Hi. I'm Hayley, I'm 21 and I love Ducks. I've also just moved to Sydney from a small country town.
I guess that my first full day of being an official Sydney resident is as good a time as any to start writing an extremely biased and highly boring account of my life. I'd say that I hope no one ever has the misfortune to read it, but I guess that would make this blog redundant, so instead I'll say that if you are reading this, sorry for the (insert amount of time) minutes of your life that you will now never get back.
                                                                                                                                          
My misadventures began yesterday afternoon when I took a quick trip to the nearest Woollies to grab some dinner, and this led to  fight with my GPS, a she can never tell me where to park. When I had figured it out for myself, I discovered that you have to park on THE ROOF. Not only do you park on the roof, but you have to PAY to do so. $1 for the privilege of doing my grocery shopping and parking on the roof (which I guess is pretty exciting, but the boom gates tend to instil in me a sense of fear rather than joy.            
 I returned to this shopping centre/amusement park again today, and as I had already conquered it once, I thought I knew what to expect.

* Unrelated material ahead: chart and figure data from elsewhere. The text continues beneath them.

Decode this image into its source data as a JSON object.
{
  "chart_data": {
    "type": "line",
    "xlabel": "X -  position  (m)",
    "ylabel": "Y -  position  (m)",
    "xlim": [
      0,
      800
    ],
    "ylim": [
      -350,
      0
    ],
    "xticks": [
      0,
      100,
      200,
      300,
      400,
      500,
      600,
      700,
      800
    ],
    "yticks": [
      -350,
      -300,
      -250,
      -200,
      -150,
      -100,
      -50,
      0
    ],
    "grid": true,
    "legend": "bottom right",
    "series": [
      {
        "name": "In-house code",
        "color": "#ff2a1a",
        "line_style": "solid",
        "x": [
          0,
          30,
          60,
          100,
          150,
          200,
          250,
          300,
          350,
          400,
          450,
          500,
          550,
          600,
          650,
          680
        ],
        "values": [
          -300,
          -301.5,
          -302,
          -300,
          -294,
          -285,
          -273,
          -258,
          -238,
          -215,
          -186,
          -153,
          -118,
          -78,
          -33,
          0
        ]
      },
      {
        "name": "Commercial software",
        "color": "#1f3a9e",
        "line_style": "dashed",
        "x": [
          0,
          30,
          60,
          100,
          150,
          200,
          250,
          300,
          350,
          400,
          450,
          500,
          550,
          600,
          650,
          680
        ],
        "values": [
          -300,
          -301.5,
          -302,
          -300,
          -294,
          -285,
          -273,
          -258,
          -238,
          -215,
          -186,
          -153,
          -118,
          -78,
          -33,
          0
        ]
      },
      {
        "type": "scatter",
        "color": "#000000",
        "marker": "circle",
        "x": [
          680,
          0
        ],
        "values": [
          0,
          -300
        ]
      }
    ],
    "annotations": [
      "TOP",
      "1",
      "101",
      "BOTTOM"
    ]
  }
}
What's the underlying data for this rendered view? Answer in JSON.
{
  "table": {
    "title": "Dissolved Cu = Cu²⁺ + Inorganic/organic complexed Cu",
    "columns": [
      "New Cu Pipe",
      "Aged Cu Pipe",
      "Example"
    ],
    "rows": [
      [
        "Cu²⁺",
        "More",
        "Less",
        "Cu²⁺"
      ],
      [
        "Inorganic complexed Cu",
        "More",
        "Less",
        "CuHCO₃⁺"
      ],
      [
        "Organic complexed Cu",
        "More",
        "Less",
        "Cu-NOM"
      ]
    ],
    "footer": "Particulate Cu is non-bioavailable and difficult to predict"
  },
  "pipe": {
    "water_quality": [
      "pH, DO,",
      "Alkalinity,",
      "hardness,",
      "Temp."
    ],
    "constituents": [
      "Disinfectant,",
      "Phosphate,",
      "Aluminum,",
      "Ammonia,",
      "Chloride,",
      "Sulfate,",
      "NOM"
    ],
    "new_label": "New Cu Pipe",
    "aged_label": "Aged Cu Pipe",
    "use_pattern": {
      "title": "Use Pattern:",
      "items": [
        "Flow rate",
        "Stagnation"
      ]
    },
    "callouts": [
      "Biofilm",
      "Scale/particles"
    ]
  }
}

Which I did, until I realised I needed a trolley. Trolleys are not a scary thing back home, because they're exactly that... trolleys. Apparently in Sydney though, they're coin trolleys. I have a question Woolworths; how am I supposed to make off with your trolley when I am parked ON THE ROOF?!! And what if I didn't have a coin? Then I'd be the crazy girl using the self serve checkouts to withdraw one. dollar. Trust me, I did that enough in Uni, those days are behind me. 
Oddly, this was not the only thing different about my new city trolley, because right there on the handle was a cup holder. A cup. Holder. I know that 7/11 and Slurpees are a big thing in the city, but I never realised that they were so integral to Sydney-sider's identities that they required their icy, sweet support, hands free, while they did their groceries.
I survived. Without the cup holder no less, and moved on to my first Westfield, with a car park so large that I couldn't find the shopping centre once I got out of the car. I eventually made my way in and conquered the Thursday night crowds to buy myself a rubbish bin and a new pair of tights, and also identified a bakery and a candy shop. There was also a clothing store called "Hipster," which sold clothes that I I've only seen on every girl ever. I guess they were mainstream before it was cool to be mainstream.

One day in, and I think I need to take some camouflage classes, because I'm pretty sure there's a piece of invisible straw hanging out of my mouth, but everyone else can see it. On the bright side, if country chic makes an appearance this season, I'll be set.
                                                                                               Litte Duck, out :)

P.S, if  by any chance my Chicken owning, chilli hanging, emphysema suffering neighbour is reading this, please cough your lungs up elsewhere tonight, as I would like to sleep. Thank you.